In addition to using the database as input to a CIG,
further exploitation of the data can be achieved
through PolyFit's mensuration capabilities. This
facility allows the operator to query the database
interactively to extract geometric information useful
for applications such as mission planning. For
example, one could request the distance between
buildings or the height of a window from the ground.
A future enhancement will perform reasoning on the
data to compute, for example, the least detectable
path in moving from point A to point B, given the
location of likely sentry positions.
3.0 THE SOLVER
The essence of PolyFit is to rely on the human to
surmise the general layout of the scene and to
designate within the images the locations of the
scene features, functions for which a human is
extremely adept, while the computer solves a least
square error optimization to recover the scene
geometry with high accuracy, a function best
performed by the computer. This section describes
the latter component, the PolyFit solver, which
simultaneously computes the camera parameters
and scene geometry based on the principle of
maximum likelihood, treating the measurements of
the human user as noisy observations.
The inputs to the solver are the scene topology,
scene geometric constraints, and for one or more
images, a list of designated vertex positions in the
images. The positions and focal lengths of the
cameras are generally unknown. The problem is to
recover the scene geometry from the positions of
features in the images.
3.1 Scene Model
The scene model consists of some number of
objects. The position of each object is represented
by a coordinate frame consisting of a rotation matrix
and translation vector. Objects themselves are
modeled as a constrained polygonal mesh,
consisting of vertices, lines, and planar faces. The
polygonal mesh represents the visible side of object
surfaces. Each object consists of a number of
vertices: vj, i2 1,...n (3-D vectors). Each face of an
object is defined by a sequence of vertices
clockwise around the face when viewed from the
visible side. Lines connect adjacent vertices on the
boundary of a face. By introducing another
geometric entity, direction vectors, constraints can
be placed on line directions or face normals.

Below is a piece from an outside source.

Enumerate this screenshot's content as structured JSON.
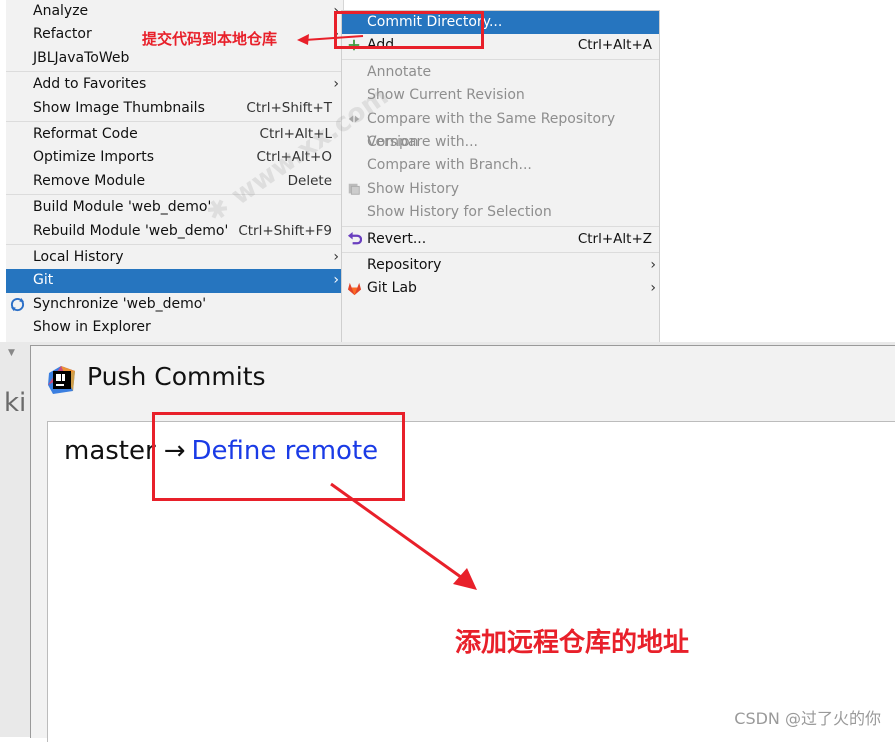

The information describing the relationships of all the
geometric entities is stored in a scene structure
graph. The structure graph consists of a list of
objects; objects contain lists of vertices, faces, and
447
lines; faces contain lists of vertices and lines; etc.

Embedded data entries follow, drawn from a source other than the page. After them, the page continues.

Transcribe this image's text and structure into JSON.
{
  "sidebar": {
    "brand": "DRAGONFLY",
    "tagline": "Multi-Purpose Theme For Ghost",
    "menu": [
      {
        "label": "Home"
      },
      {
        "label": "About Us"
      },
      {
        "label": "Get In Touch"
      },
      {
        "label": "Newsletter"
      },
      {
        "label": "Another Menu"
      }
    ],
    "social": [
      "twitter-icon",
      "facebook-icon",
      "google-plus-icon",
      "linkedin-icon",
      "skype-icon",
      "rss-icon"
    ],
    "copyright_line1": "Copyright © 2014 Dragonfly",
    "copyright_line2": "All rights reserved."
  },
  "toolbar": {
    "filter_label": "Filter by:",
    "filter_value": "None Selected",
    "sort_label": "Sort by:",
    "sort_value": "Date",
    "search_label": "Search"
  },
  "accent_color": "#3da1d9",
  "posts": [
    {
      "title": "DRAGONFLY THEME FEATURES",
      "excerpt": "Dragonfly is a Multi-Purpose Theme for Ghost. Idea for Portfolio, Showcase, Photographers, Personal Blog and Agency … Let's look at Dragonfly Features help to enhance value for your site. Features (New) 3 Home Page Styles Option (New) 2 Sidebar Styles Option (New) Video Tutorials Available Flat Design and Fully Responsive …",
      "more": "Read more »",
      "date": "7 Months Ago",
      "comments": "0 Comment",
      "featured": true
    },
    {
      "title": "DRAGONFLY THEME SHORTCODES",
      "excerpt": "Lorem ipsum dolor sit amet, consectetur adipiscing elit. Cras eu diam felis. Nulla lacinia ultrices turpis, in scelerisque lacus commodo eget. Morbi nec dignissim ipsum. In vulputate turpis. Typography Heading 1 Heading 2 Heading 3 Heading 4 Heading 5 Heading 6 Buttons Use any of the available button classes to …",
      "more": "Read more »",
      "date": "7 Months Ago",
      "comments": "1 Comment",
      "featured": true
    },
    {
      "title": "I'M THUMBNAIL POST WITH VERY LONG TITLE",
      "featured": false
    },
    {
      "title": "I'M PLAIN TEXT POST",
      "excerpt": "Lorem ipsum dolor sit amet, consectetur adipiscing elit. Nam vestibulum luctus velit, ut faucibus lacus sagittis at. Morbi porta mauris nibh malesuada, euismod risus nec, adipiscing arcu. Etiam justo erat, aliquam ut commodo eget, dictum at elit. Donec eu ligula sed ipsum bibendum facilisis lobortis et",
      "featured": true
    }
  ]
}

The structure graph is the topological description of
the scene.
The parameters which instantiate the topology into
completely specified models are the scene
parameters. Each geometric entity in the model is
defined by some number of parameters, which may,
for convenience, exceed the minimum number of
parameters or degrees of freedom (DOF) needed to
specify the entity. Vertices are defined by a 3
vector, v. Lines are defined by a line direction
vector a and a vector offset p. Points satisfying x =
ka + p for some scalar k lie on the line. Faces are
defined by a face normal a and any point on the
plane p. Points satisfying a * (X - p) = 0 lie on the
plane. Direction vectors are represented by vectors.

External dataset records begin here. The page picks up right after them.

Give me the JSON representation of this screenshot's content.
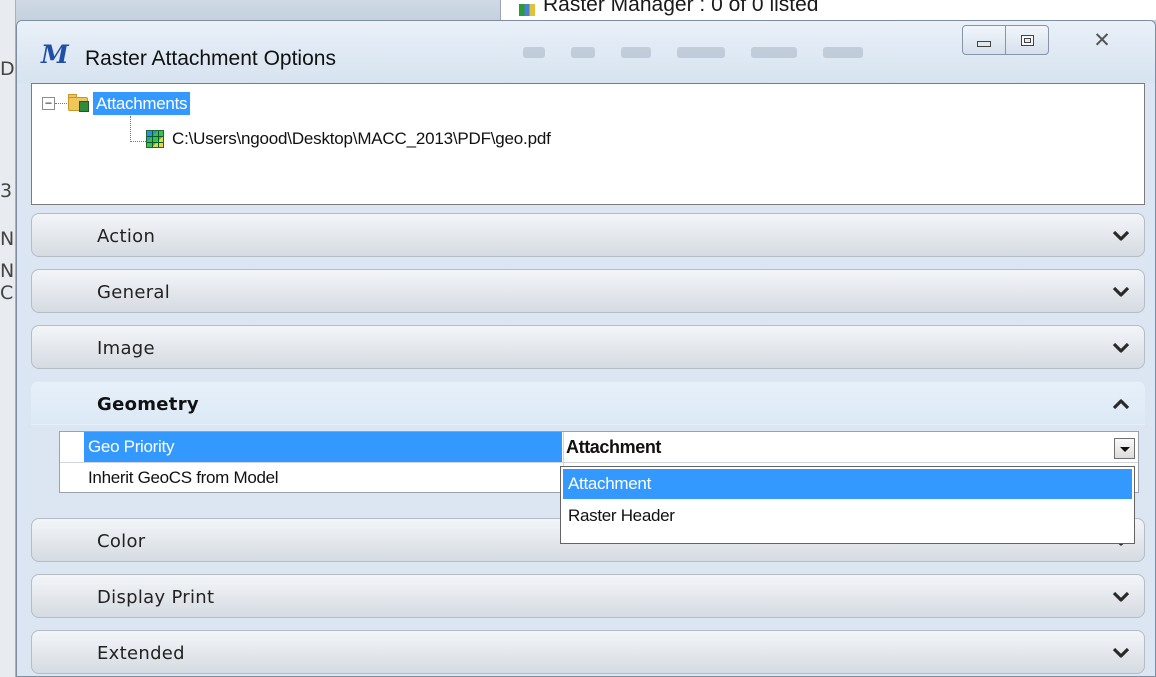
{
  "background": {
    "window_title": "Raster Manager : 0 of 0 listed",
    "left_edge_letters": [
      "D",
      "3",
      "N",
      "N",
      "C"
    ]
  },
  "dialog": {
    "title": "Raster Attachment Options",
    "tree": {
      "root_label": "Attachments",
      "root_expanded": true,
      "children": [
        {
          "label": "C:\\Users\\ngood\\Desktop\\MACC_2013\\PDF\\geo.pdf"
        }
      ]
    },
    "sections": [
      {
        "label": "Action",
        "expanded": false
      },
      {
        "label": "General",
        "expanded": false
      },
      {
        "label": "Image",
        "expanded": false
      },
      {
        "label": "Geometry",
        "expanded": true
      },
      {
        "label": "Color",
        "expanded": false
      },
      {
        "label": "Display Print",
        "expanded": false
      },
      {
        "label": "Extended",
        "expanded": false
      }
    ],
    "geometry_properties": [
      {
        "label": "Geo Priority",
        "value": "Attachment",
        "selected": true
      },
      {
        "label": "Inherit GeoCS from Model",
        "value": "",
        "selected": false
      }
    ],
    "dropdown": {
      "options": [
        "Attachment",
        "Raster Header"
      ],
      "highlighted": "Attachment"
    }
  },
  "colors": {
    "selection": "#3399ff",
    "dialog_bg": "#dbe6f2",
    "section_bg": "#e3e7ec"
  }
}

Determination of the scene variables (all the
parameters together) is the crux of the reconstruction
problem.
3.2 Scene Geometric Constraints
Some constraints arise implicitly from the definition of
object models as a planar mesh because all vertices
in a face must lie in the plane of the face. This
constraint is expressed as a * (v - p) = 0 for each
vertex in a face.
Additional explicit constraints on the scene
geometry are needed when the camera model and
scene geometry are underspecified. For example,
constraints may be used to fill in parts of a scene not
viewed in any image. Also the user will often desire
to force scene models to satisfy particular
conditions, such as walls being vertical. The current
system provides four types of constraints: 1) point
constraint - the user directly specifies the
coordinates of a vertex, 2) direction constraint - line
directions or face normals are constrained to lie
along a particular direction, which can be fixed or
free to vary, 3) length constraint - the length of a line
is fixed, and 4) coincidence constraints - a vertex,
line, or face is constrained to be coincident with
another vertex, line, or face.
3.3 Constraint Elimination
Our approach to handling scene geometric
constraints has been to eliminate them while
simultaneously reducing the number of scene
variables. To accomplish this, the variables are
grouped into subsets, called elements, associated
with the basic geometric entities of the model:
coordinate frames, vertex points, lines, face planes,
and direction vectors. The constraints (point,
direction, length, coincidence) each define a
relationship between two elements. As an example, if
a face contains a vertex, then the face plane and the
vertex point must intersect. To eliminate this
coincidence constraint, the symmetry is broken and
one of the elements is placed as a constraint on the
other. Either the face is free and the vertex must lie
in the plane of the face, or the vertex is free and the
face must intersect the vertex. The constrained
element has reduced degrees of freedom (fewer
variables) due to the constraint. Continuing the
example, if the face is constrained by the vertex,
then the face is no longer represented by a free
plane with 3 DOF but by a plane with 2 DOF which
is attached to a fixed point in space. In effect, the